Personal information
- Born: 15 May 2000 (age 26) Penistone, England
- Occupation: Judoka

Sport
- Sport: Judo
- Weight class: ‍–‍81 kg
- Club: Sheffield Judo Club
- Coached by: Matt Moorhead

Achievements and titles
- World Champ.: R16 (2023)
- European Champ.: R16 (2022, 2023)
- Commonwealth Games: (2022)

Medal record
Men's judo
Representing Great Britain
IJF Grand Slam
| Bronze medal – third place | 2021 Abu Dhabi | ‍–‍81 kg |
| Bronze medal – third place | 2026 Budapest | ‍–‍90 kg |
IJF Grand Prix
| Silver medal – second place | 2022 Perth | ‍–‍81 kg |
| Bronze medal – third place | 2023 Perth | ‍–‍81 kg |
European Junior Championships
| Bronze medal – third place | 2019 Vantaa | ‍–‍81 kg |
Representing England
Commonwealth Games
| Gold medal – first place | 2022 Birmingham | ‍–‍81 kg |

Profile at external databases
- IJF: 37057
- JudoInside.com: 102355

= Lachlan Moorhead =

British judoka (born 2000)

Lachlan Moorhead (born 15 May 2000) is a British judoka. He is British champion and won gold in the Men's 81 kg at the 2022 Commonwealth Games.

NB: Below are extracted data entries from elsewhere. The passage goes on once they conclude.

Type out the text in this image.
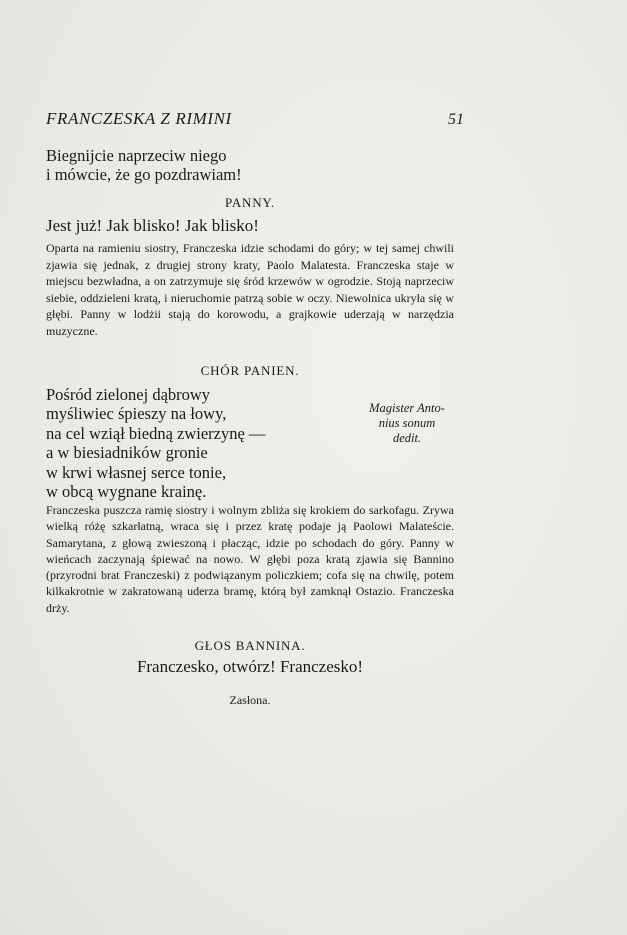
FRANCZESKA Z RIMINI	51
Biegnijcie naprzeciw niego
i mówcie, że go pozdrawiam!
PANNY.
Jest już! Jak blisko! Jak blisko!
Oparta na ramieniu siostry, Franczeska idzie schodami do góry; w tej samej chwili zjawia się jednak, z drugiej strony kraty, Paolo Malatesta. Franczeska staje w miejscu bezwładna, a on zatrzymuje się śród krzewów w ogrodzie. Stoją naprzeciw siebie, oddzieleni kratą, i nieruchomie patrzą sobie w oczy. Niewolnica ukryła się w głębi. Panny w lodżii stają do korowodu, a grajkowie uderzają w narzędzia muzyczne.
CHÓR PANIEN.
Pośród zielonej dąbrowy
myśliwiec śpieszy na łowy,
na cel wziął biedną zwierzynę —
a w biesiadników gronie
w krwi własnej serce tonie,
w obcą wygnane krainę.
Magister Anto-
nius sonum
dedit.
Franczeska puszcza ramię siostry i wolnym zbliża się krokiem do sarkofagu. Zrywa wielką różę szkarłatną, wraca się i przez kratę podaje ją Paolowi Malateście. Samarytana, z głową zwieszoną i płacząc, idzie po schodach do góry. Panny w wieńcach zaczynają śpiewać na nowo. W głębi poza kratą zjawia się Bannino (przyrodni brat Franczeski) z podwiązanym policzkiem; cofa się na chwilę, potem kilkakrotnie w zakratowaną uderza bramę, którą był zamknął Ostazio. Franczeska drży.
GŁOS BANNINA.
Franczesko, otwórz! Franczesko!
Zasłona.
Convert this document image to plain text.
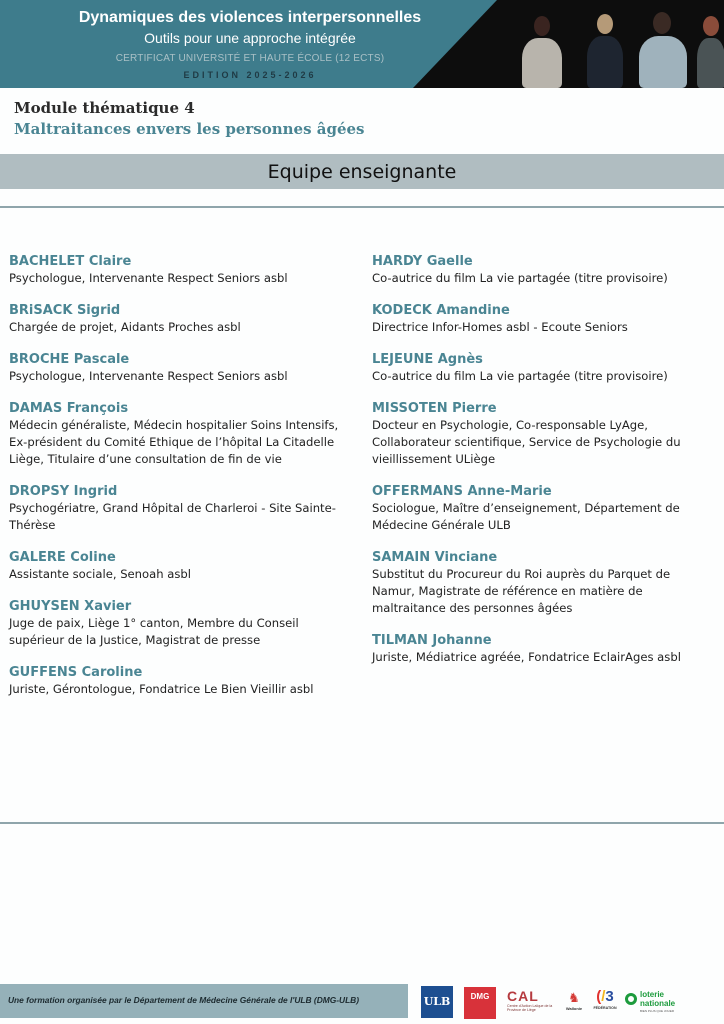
Dynamiques des violences interpersonnelles
Outils pour une approche intégrée
CERTIFICAT UNIVERSITÉ ET HAUTE ÉCOLE (12 ECTS)
EDITION 2025-2026
Module thématique 4
Maltraitances envers les personnes âgées
Equipe enseignante
BACHELET Claire
Psychologue, Intervenante Respect Seniors asbl
BRiSACK Sigrid
Chargée de projet, Aidants Proches asbl
BROCHE Pascale
Psychologue, Intervenante Respect Seniors asbl
DAMAS François
Médecin généraliste, Médecin hospitalier Soins Intensifs,
Ex-président du Comité Ethique de l’hôpital La Citadelle
Liège, Titulaire d’une consultation de fin de vie
DROPSY Ingrid
Psychogériatre, Grand Hôpital de Charleroi - Site Sainte-
Thérèse
GALERE Coline
Assistante sociale, Senoah asbl
GHUYSEN Xavier
Juge de paix, Liège 1° canton, Membre du Conseil
supérieur de la Justice, Magistrat de presse
GUFFENS Caroline
Juriste, Gérontologue, Fondatrice Le Bien Vieillir asbl
HARDY Gaelle
Co-autrice du film La vie partagée (titre provisoire)
KODECK Amandine
Directrice Infor-Homes asbl - Ecoute Seniors
LEJEUNE Agnès
Co-autrice du film La vie partagée (titre provisoire)
MISSOTEN Pierre
Docteur en Psychologie, Co-responsable LyAge,
Collaborateur scientifique, Service de Psychologie du
vieillissement ULiège
OFFERMANS Anne-Marie
Sociologue, Maître d’enseignement, Département de
Médecine Générale ULB
SAMAIN Vinciane
Substitut du Procureur du Roi auprès du Parquet de
Namur, Magistrate de référence en matière de
maltraitance des personnes âgées
TILMAN Johanne
Juriste, Médiatrice agréée, Fondatrice EclairAges asbl
Une formation organisée par le Département de Médecine Générale de l'ULB (DMG-ULB)	ULB	DMG	CAL
Centre d'Action Laïque de la Province de Liège
♞
Wallonie
(/3
FÉDÉRATION
loterie
nationale
BIEN PLUS QUE JOUER
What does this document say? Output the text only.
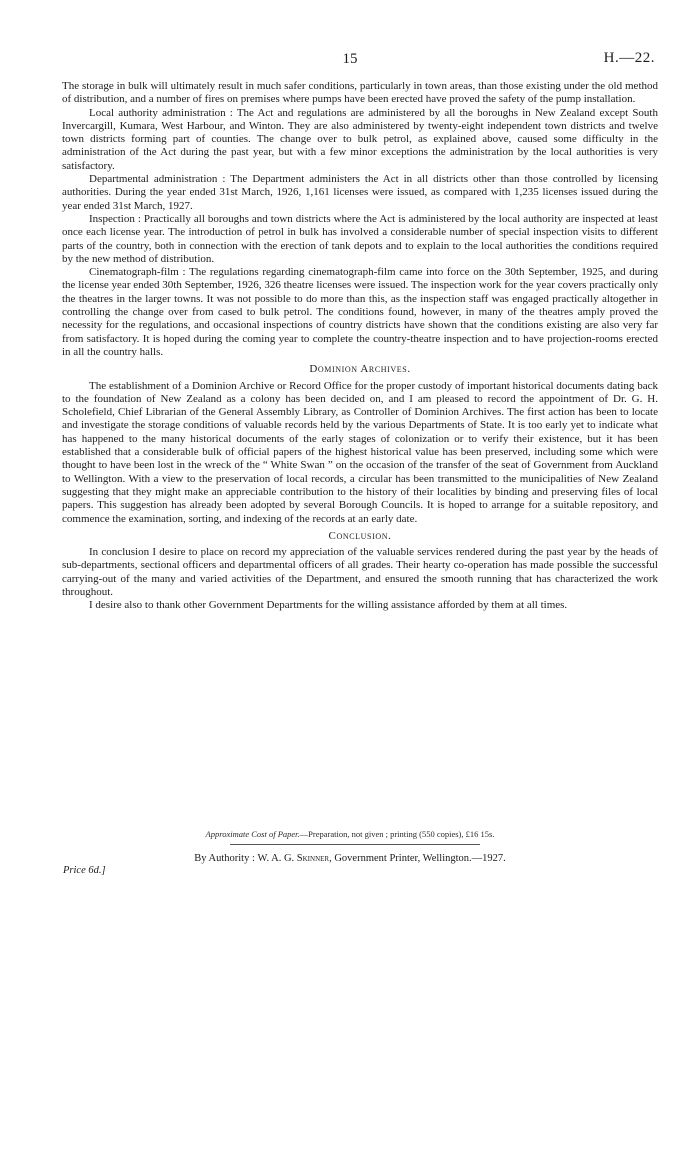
15	H.—22.

The storage in bulk will ultimately result in much safer conditions, particularly in town areas, than those existing under the old method of distribution, and a number of fires on premises where pumps have been erected have proved the safety of the pump installation.

Local authority administration : The Act and regulations are administered by all the boroughs in New Zealand except South Invercargill, Kumara, West Harbour, and Winton. They are also administered by twenty-eight independent town districts and twelve town districts forming part of counties. The change over to bulk petrol, as explained above, caused some difficulty in the administration of the Act during the past year, but with a few minor exceptions the administration by the local authorities is very satisfactory.

Departmental administration : The Department administers the Act in all districts other than those controlled by licensing authorities. During the year ended 31st March, 1926, 1,161 licenses were issued, as compared with 1,235 licenses issued during the year ended 31st March, 1927.

Inspection : Practically all boroughs and town districts where the Act is administered by the local authority are inspected at least once each license year. The introduction of petrol in bulk has involved a considerable number of special inspection visits to different parts of the country, both in connection with the erection of tank depots and to explain to the local authorities the conditions required by the new method of distribution.

Cinematograph-film : The regulations regarding cinematograph-film came into force on the 30th September, 1925, and during the license year ended 30th September, 1926, 326 theatre licenses were issued. The inspection work for the year covers practically only the theatres in the larger towns. It was not possible to do more than this, as the inspection staff was engaged practically altogether in controlling the change over from cased to bulk petrol. The conditions found, however, in many of the theatres amply proved the necessity for the regulations, and occasional inspections of country districts have shown that the conditions existing are also very far from satisfactory. It is hoped during the coming year to complete the country-theatre inspection and to have projection-rooms erected in all the country halls.

Dominion Archives.

The establishment of a Dominion Archive or Record Office for the proper custody of important historical documents dating back to the foundation of New Zealand as a colony has been decided on, and I am pleased to record the appointment of Dr. G. H. Scholefield, Chief Librarian of the General Assembly Library, as Controller of Dominion Archives. The first action has been to locate and investigate the storage conditions of valuable records held by the various Departments of State. It is too early yet to indicate what has happened to the many historical documents of the early stages of colonization or to verify their existence, but it has been established that a considerable bulk of official papers of the highest historical value has been preserved, including some which were thought to have been lost in the wreck of the “ White Swan ” on the occasion of the transfer of the seat of Government from Auckland to Wellington. With a view to the preservation of local records, a circular has been transmitted to the municipalities of New Zealand suggesting that they might make an appreciable contribution to the history of their localities by binding and preserving files of local papers. This suggestion has already been adopted by several Borough Councils. It is hoped to arrange for a suitable repository, and commence the examination, sorting, and indexing of the records at an early date.

Conclusion.

In conclusion I desire to place on record my appreciation of the valuable services rendered during the past year by the heads of sub-departments, sectional officers and departmental officers of all grades. Their hearty co-operation has made possible the successful carrying-out of the many and varied activities of the Department, and ensured the smooth running that has characterized the work throughout.

I desire also to thank other Government Departments for the willing assistance afforded by them at all times.

Approximate Cost of Paper.—Preparation, not given ; printing (550 copies), £16 15s.
By Authority : W. A. G. Skinner, Government Printer, Wellington.—1927.
Price 6d.]
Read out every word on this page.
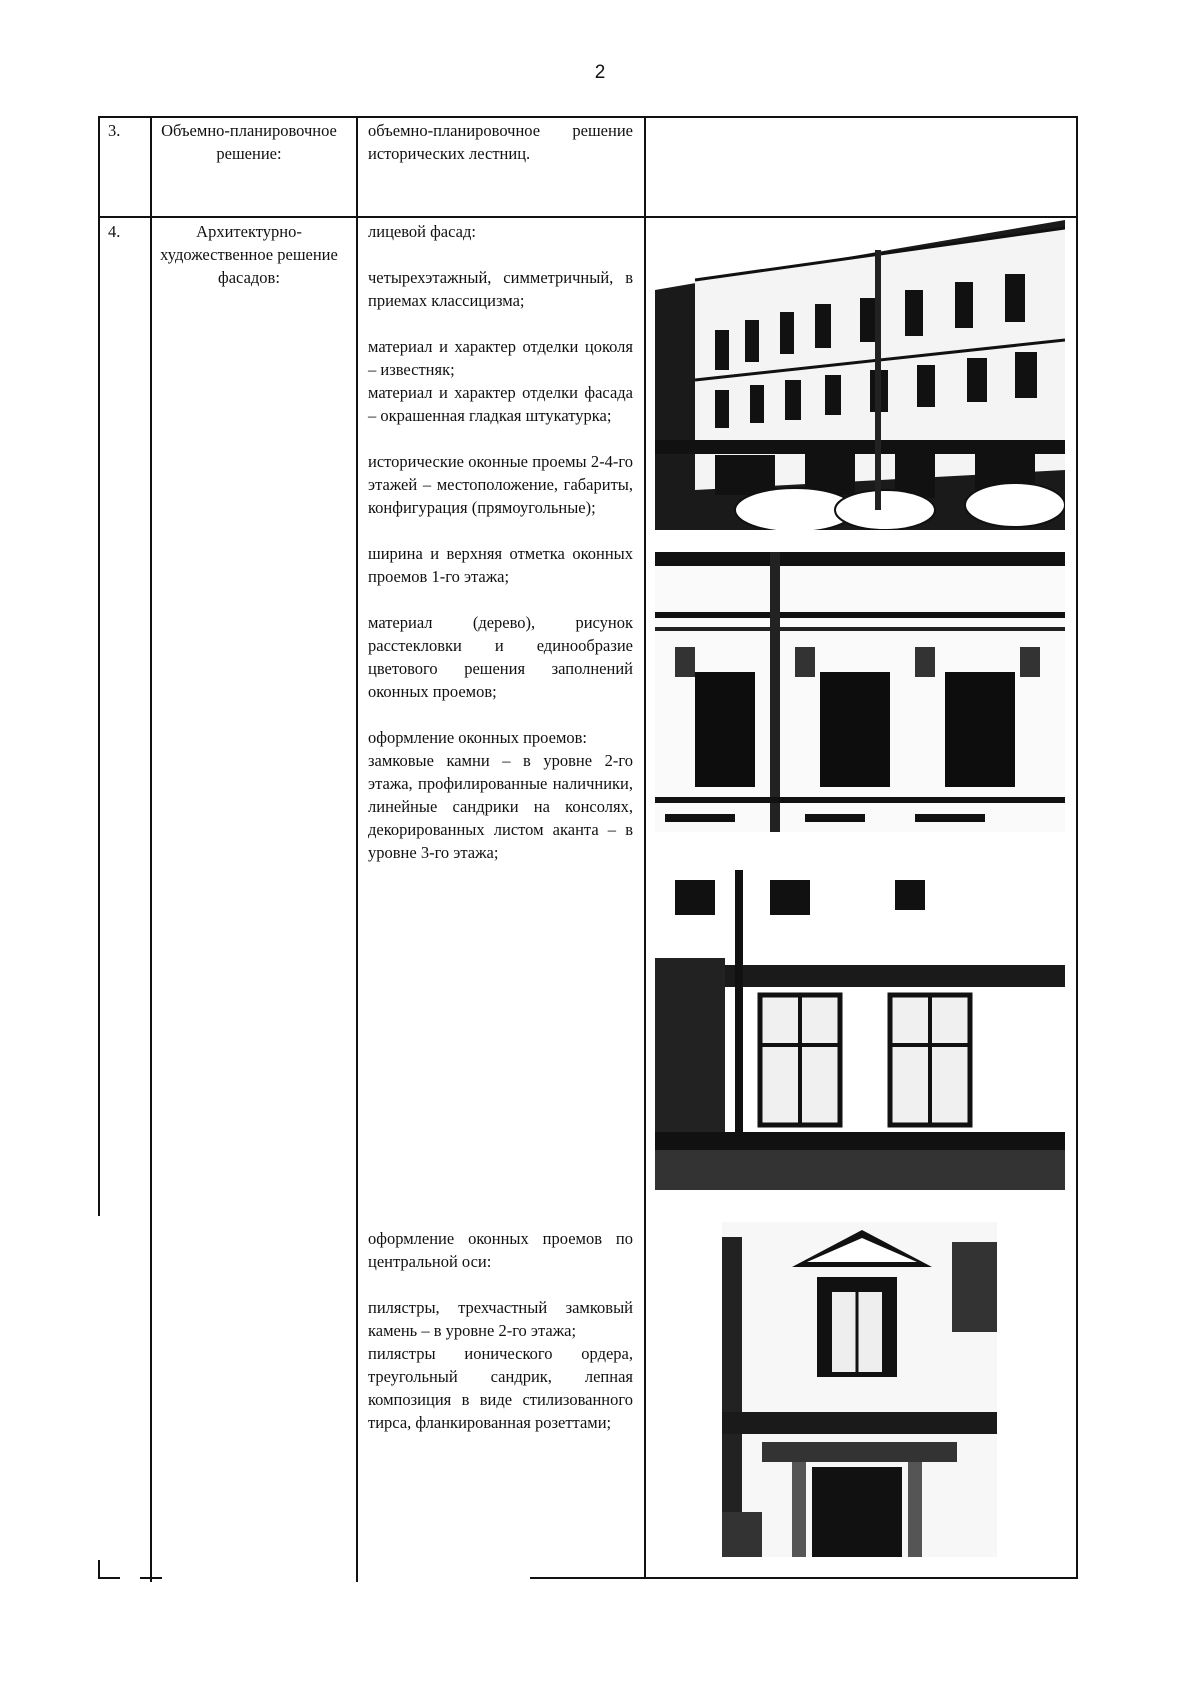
2
3. Объемно-планировочное решение:

объемно-планировочное решение исторических лестниц.

4.	Архитектурно-художественное решение фасадов:

лицевой фасад:

четырехэтажный, симметричный, в приемах классицизма;

материал и характер отделки цоколя – известняк;

материал и характер отделки фасада – окрашенная гладкая штукатурка;

исторические оконные проемы 2-4-го этажей – местоположение, габариты, конфигурация (прямоугольные);

ширина и верхняя отметка оконных проемов 1-го этажа;

материал (дерево), рисунок расстекловки и единообразие цветового решения заполнений оконных проемов;

оформление оконных проемов:

замковые камни – в уровне 2-го этажа, профилированные наличники, линейные сандрики на консолях, декорированных листом аканта – в уровне 3-го этажа;

оформление оконных проемов по центральной оси:

пилястры, трехчастный замковый камень – в уровне 2-го этажа;

пилястры ионического ордера, треугольный сандрик, лепная композиция в виде стилизованного тирса, фланкированная розеттами;
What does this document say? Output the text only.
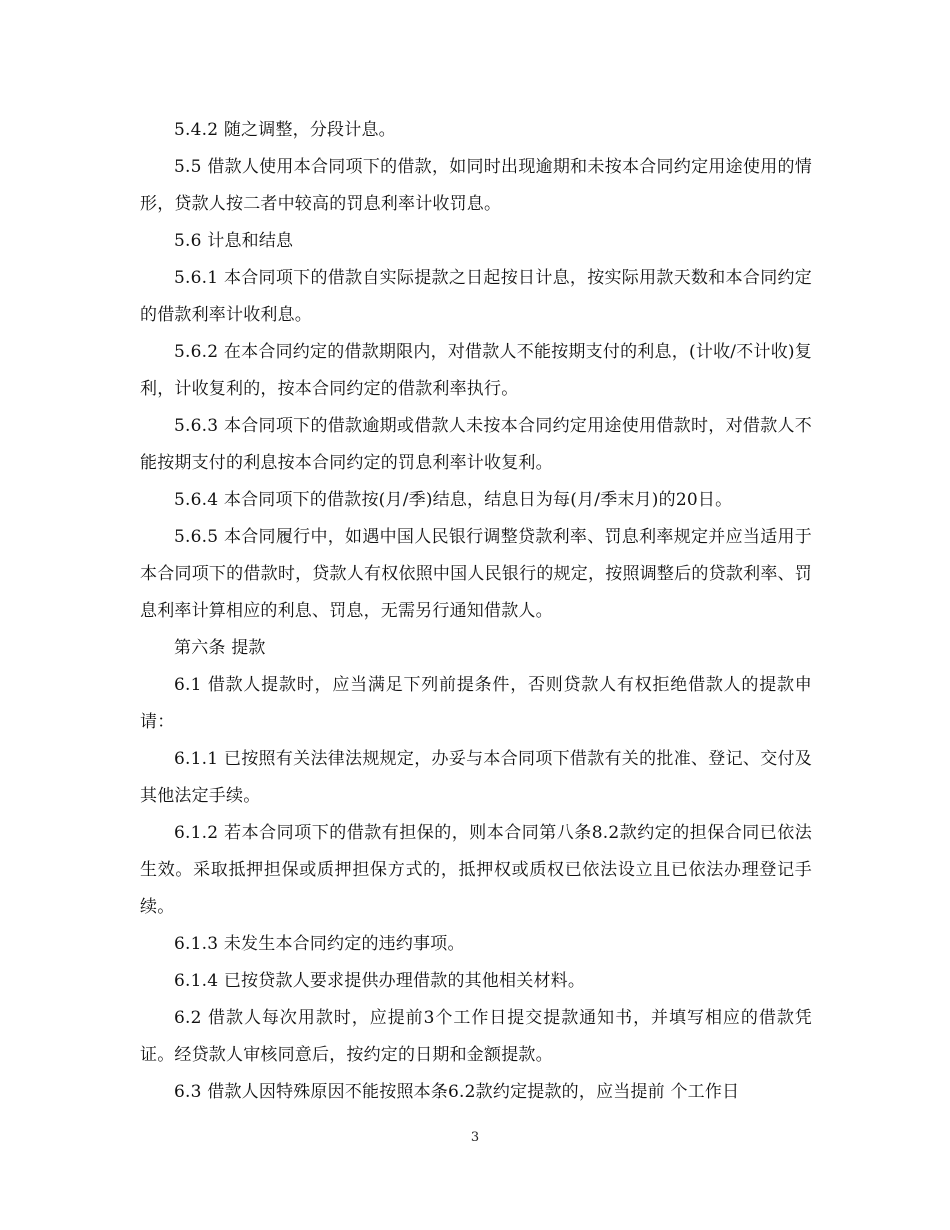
5.4.2 随之调整，分段计息。

5.5 借款人使用本合同项下的借款，如同时出现逾期和未按本合同约定用途使用的情形，贷款人按二者中较高的罚息利率计收罚息。

5.6 计息和结息

5.6.1 本合同项下的借款自实际提款之日起按日计息，按实际用款天数和本合同约定的借款利率计收利息。

5.6.2 在本合同约定的借款期限内，对借款人不能按期支付的利息，(计收/不计收)复利，计收复利的，按本合同约定的借款利率执行。

5.6.3 本合同项下的借款逾期或借款人未按本合同约定用途使用借款时，对借款人不能按期支付的利息按本合同约定的罚息利率计收复利。

5.6.4 本合同项下的借款按(月/季)结息，结息日为每(月/季末月)的20日。

5.6.5 本合同履行中，如遇中国人民银行调整贷款利率、罚息利率规定并应当适用于本合同项下的借款时，贷款人有权依照中国人民银行的规定，按照调整后的贷款利率、罚息利率计算相应的利息、罚息，无需另行通知借款人。

第六条 提款

6.1 借款人提款时，应当满足下列前提条件，否则贷款人有权拒绝借款人的提款申请：

6.1.1 已按照有关法律法规规定，办妥与本合同项下借款有关的批准、登记、交付及其他法定手续。

6.1.2 若本合同项下的借款有担保的，则本合同第八条8.2款约定的担保合同已依法生效。采取抵押担保或质押担保方式的，抵押权或质权已依法设立且已依法办理登记手续。

6.1.3 未发生本合同约定的违约事项。

6.1.4 已按贷款人要求提供办理借款的其他相关材料。

6.2 借款人每次用款时，应提前3个工作日提交提款通知书，并填写相应的借款凭证。经贷款人审核同意后，按约定的日期和金额提款。

6.3 借款人因特殊原因不能按照本条6.2款约定提款的，应当提前 个工作日

3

==Early life and education==
Moorhead is from Penistone, where his father, who coached him initially, started a judo club, and where he attended Penistone Grammar School. He is a member of Sheffield Judo Club. He studies business management at the University of Birmingham.

==Career==
In 2019, Moorhead won bronze medals at the European Junior Championships and the Kaunas European Junior Cup. In 2021, competing as an adult, he won bronze at the Abu Dhabi Grand Slam. Also in 2021, Moorhead became a British champion after winning the half-middleweight division at the British Judo Championships.

At the 2022 Commonwealth Games, he won the gold medal in the 81 kg class, defeating Canadian François Gauthier-Drapeau in the final.

In December 2025, Moorhead won his second British half-middleweight title at the British Judo Championships.

==Personal life==
Inspired by the death of Craig Fallon when he was 11, Moorhead is an ambassador for If U Care Share, a charity which raises awareness of male suicide and mental health issues.